Challenge: A product manager asked to 'accelerate' incident resolution. A developer added a task TASK-AUTO-RESOLVE to plan.md with implements: [REQ-014] (a general requirement 'on-call receives escalation confirmation') and endpoint POST /incidents/{id}/force-resolve. The formal link exists, but the content — autonomous closure without an operator — exceeds the incident-response domain model. Coverage-check passed green.
Solution: Scope-check triggered at the domain model level: the force_resolve action is not among permitted operations (acknowledge, escalate, annotate, rollback, notify_on_call). The check considered not just the verb but also the actor (autonomous agent vs on-call engineer) and endpoint. Diagnostics: 'plan.md:48: IR-SCOPE-007 — Autonomous force resolve is outside the incident-response domain model. Action: Replace with POST /incidents/{id}/ack or add an approved requirement and domain rule'.
Result: Pull request blocked. The team discussed and rejected autonomous closure as risky. Instead, they added an explicit requirement REQ-MANUAL-ACK and a task with human confirmation.

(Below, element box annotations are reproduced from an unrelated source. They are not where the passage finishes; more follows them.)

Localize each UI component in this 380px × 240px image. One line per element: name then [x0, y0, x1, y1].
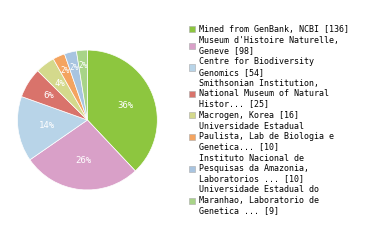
Text: 2%: 2%	[60, 66, 70, 75]
Wedge shape	[53, 54, 87, 120]
Text: 4%: 4%	[55, 79, 65, 88]
Wedge shape	[65, 51, 87, 120]
Wedge shape	[87, 50, 157, 171]
Text: 36%: 36%	[117, 101, 133, 109]
Wedge shape	[22, 71, 87, 120]
Text: 6%: 6%	[44, 91, 54, 100]
Text: 26%: 26%	[75, 156, 91, 165]
Wedge shape	[30, 120, 135, 190]
Text: 14%: 14%	[39, 121, 55, 130]
Text: 2%: 2%	[70, 63, 79, 72]
Wedge shape	[17, 96, 87, 160]
Wedge shape	[76, 50, 87, 120]
Text: 2%: 2%	[79, 61, 88, 70]
Legend: Mined from GenBank, NCBI [136], Museum d'Histoire Naturelle,
Geneve [98], Centre: Mined from GenBank, NCBI [136], Museum d…	[189, 25, 349, 215]
Wedge shape	[38, 59, 87, 120]
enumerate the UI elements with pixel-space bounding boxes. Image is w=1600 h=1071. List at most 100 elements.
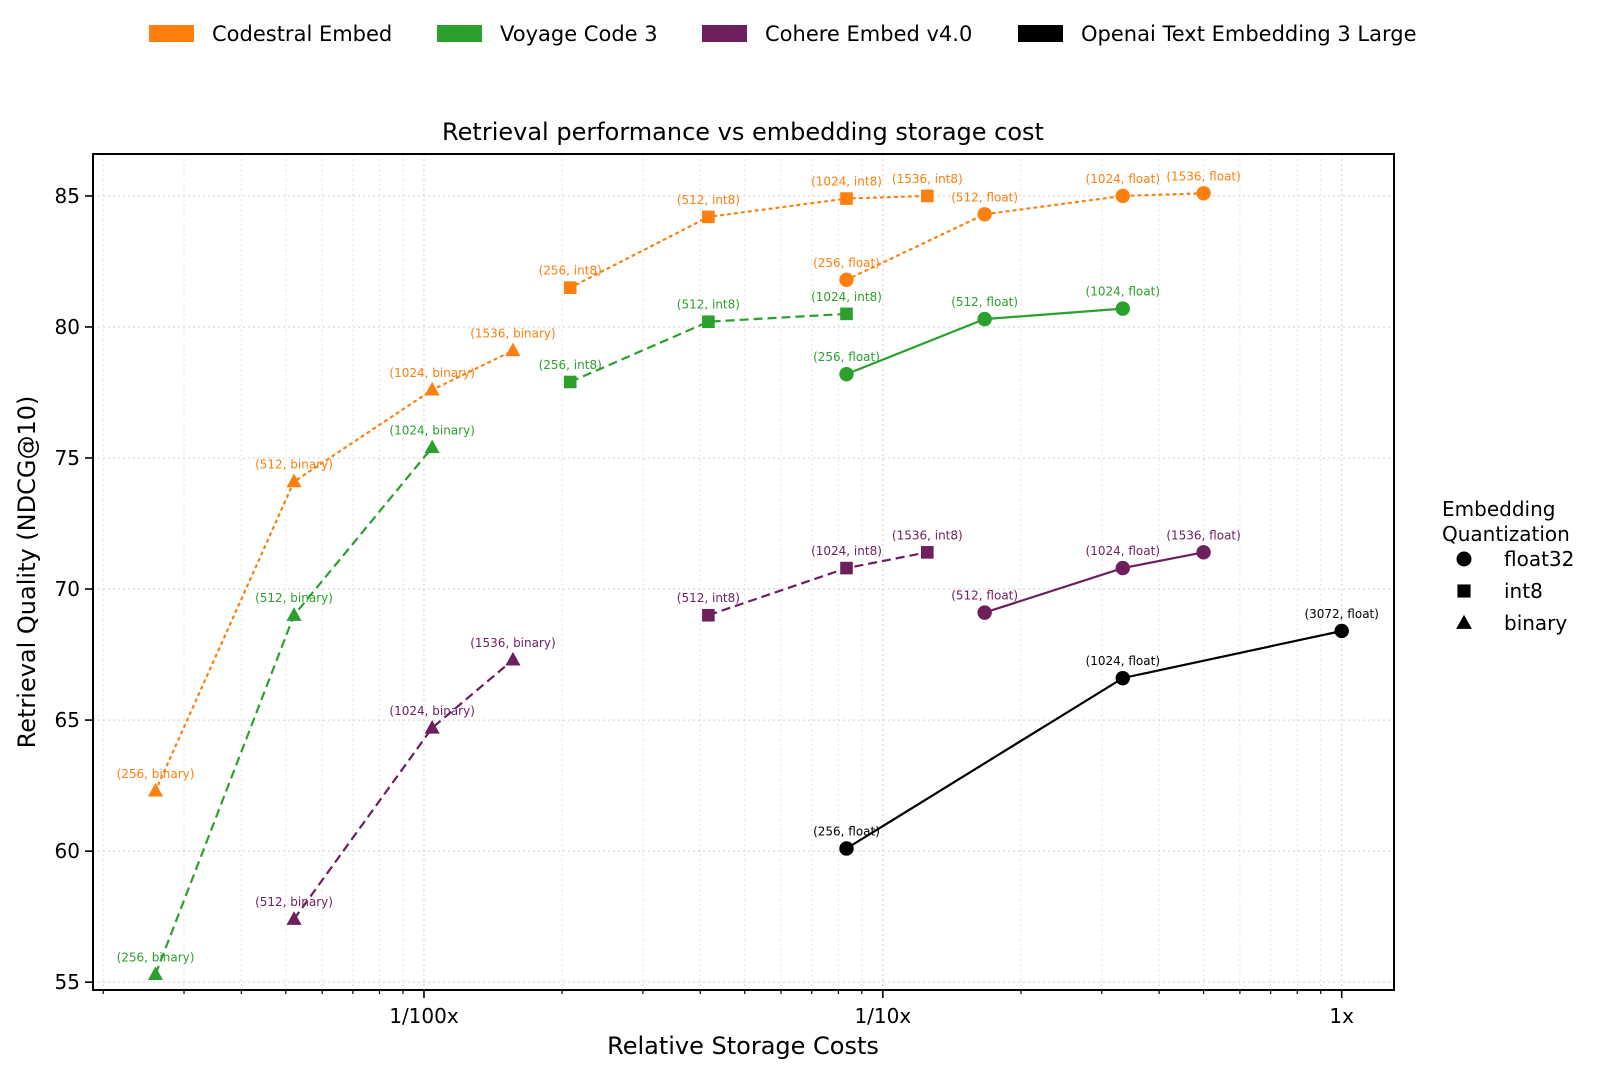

The domain model remained unchanged, trust in remediation preserved.
Lessons learned: An identifier-based coverage graph is stronger than word search, but insufficient without content verification
Scope-check catches semantic drift: when formal structure is preserved but meaning is changed
The domain model is a contract between the team and the system; its violation is more dangerous than missing tests
Related concepts: scope-check
coverage-check
rogue task
domain model
Study tips: Start with the local runnable example in book2/examples/spec-ci, not with GitHub Actions. First achieve a green gateway locally, then port to CI
Use a pre-commit hook only for changed files; leave full runs for CI — this saves time and makes the gateway a familiar part of the cycle
Practice on 'bad' diagnostics: take messages like 'Coverage failed' and rewrite them into the format with file, line, rule, and action
Create negative fixtures in parallel with positive ones — this protects against 'soft' schema regressions
Keep a 'violation log': record which errors spec_gate caught, and use it for team training
For visual style: draw the requirements → plan → domain → schema graph on paper, mark where each gate triggers
For auditory style: explain aloud to a colleague why a push trigger to main is as important as pull_request (direct updates to service files)

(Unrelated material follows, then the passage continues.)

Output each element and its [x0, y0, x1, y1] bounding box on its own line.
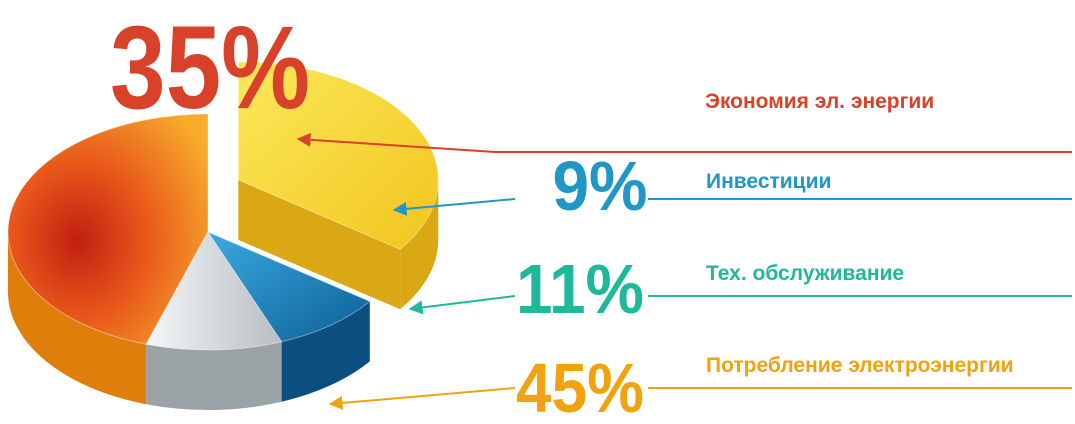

For kinesthetic style: physically delete the implements line from plan.md, run the script, feel the block, then restore
Additional resources: Github spec kit: https://github.com/github/spec-kit — reference implementation of the SDD approach where requirements, plan, and tasks become verifiable layers
Chapter runnable examples: book2/examples/spec-ci/scripts/check_coverage.py and validate_schema.py — local smoke-test without external dependencies
Json schema validation: https://json-schema.org/understanding-json-schema/ — specification for creating strict fixture contracts
Volume 1 Part 9: part-09-feature-validation.md — linking validation.md with facts, foundation for understanding fixtures
Volume 1 Part 16: part-16-team-code-review.md — team review of the proof package, context for automation
Volume 1 Part 12: part-12-mvp.md — REQ-identifiers and payload schemas in the educational AgentClinic
Summary: The Specification Gateway (Spec CI) turns requirements.md, plan.md, validation.md, and API contracts from reference documentation into executable artifacts that block merge. The three verification layers — coverage (REQ-* → implements graph), scope (incident-response domain model conformance), schema (JSON fixtures with negative examples) — are independent and complement unit tests. Key benefit: any specification dispute reduces to diagnostics with file, line, rule, and action, reducing reviewer load. For adoption: first local runnable example, then GitHub Actions with a mandatory spec_gate in branch protection, always on push and pull_request. In incident automation, such strictness prevents false escalations, dangerous auto-operations, and loss of trust in remediation.